In contrast, I was having a blast running Call of Cthulhu for randoms at my friendly local game store, stitching together old ‘80s and ‘90s Gaslight Era scenarios into an episodic campaign. The creative outlet came because frankly, some of those older published works weren’t very good.
A friend suggested I try to do better, so full of hubris, I dove in.
At the time I was acutely aware of the many similar Word documents sitting unfinished on my hard drive, expecting the same thing would happen again. But instead, long after the initial enthusiasm dwindled, despite a crushing moment when I realised much of what I’d written was useless, and in the face of an embarrassingly bad play test, I actually fucking finished it.

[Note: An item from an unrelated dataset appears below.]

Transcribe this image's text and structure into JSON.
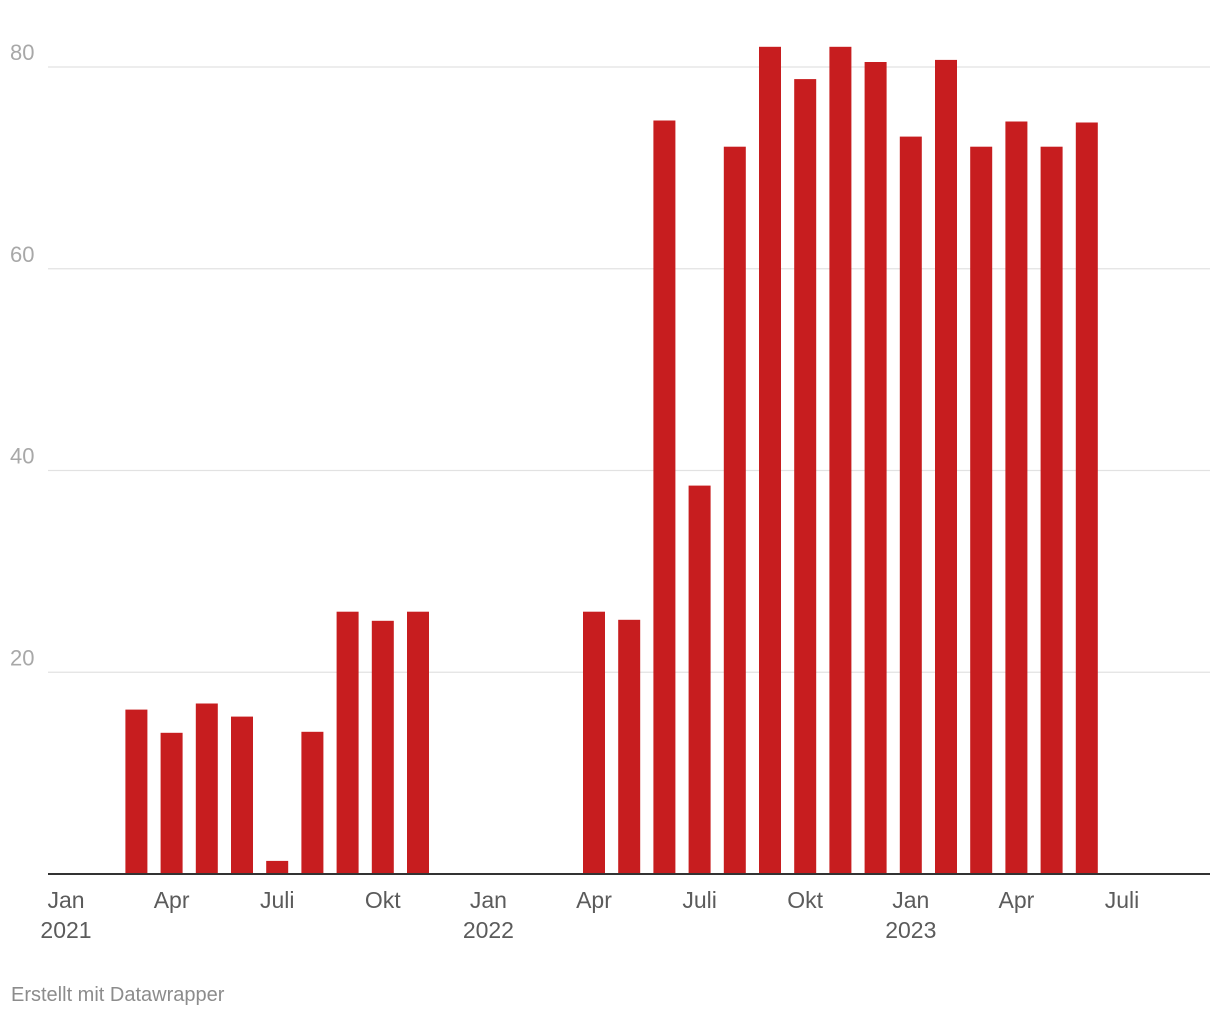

Like most people, I have queued to get Neil Gaiman’s autograph. Writing this in 2024 I hesitate to even mention his name, but at the time he was enjoying the middling success of Beowulf (“Oi am here to kill your mon-STAH!”) and I will always treasure The Sandman comics. My six seconds in his presence yielded only what I later learned was his stock answer to requests for advice from would-be writers.
Write.
Finish things.
Those three words remain some of the best writing advice I have ever heard. I rank them alongside a quote from Tom Robbins, whose Half Asleep in Frog Pajamas spoke to me during a pleasantly confusing time in my life.
Inspiration is for amateurs.
Taken together, this near-haiku of writing advice set a bar for what I always knew I had to do. Despite their brevity, these words say so much about the long, lonely hours of diligence needed to summon and complete the writing. Sadly, it’s not about how good your ideas are or the first rush of excitement that comes with them. Like the thrill of a new love affair, it simply doesn’t last.
Perhaps – and this is a strange idea – it’s not even really about how good the writing itself really is? That would explain why so many shit books are published. They are written by bad writers who can at least finish things!
For me, a fat and comfortable middle-aged man trying to find a creative voice to give purpose to the second half of his life, I finally understand it’s about enjoying the act of writing itself, for no reason other than the joy of making something that wasn’t there before, as well as you can.
But who am I to give advice? I haven’t even finished!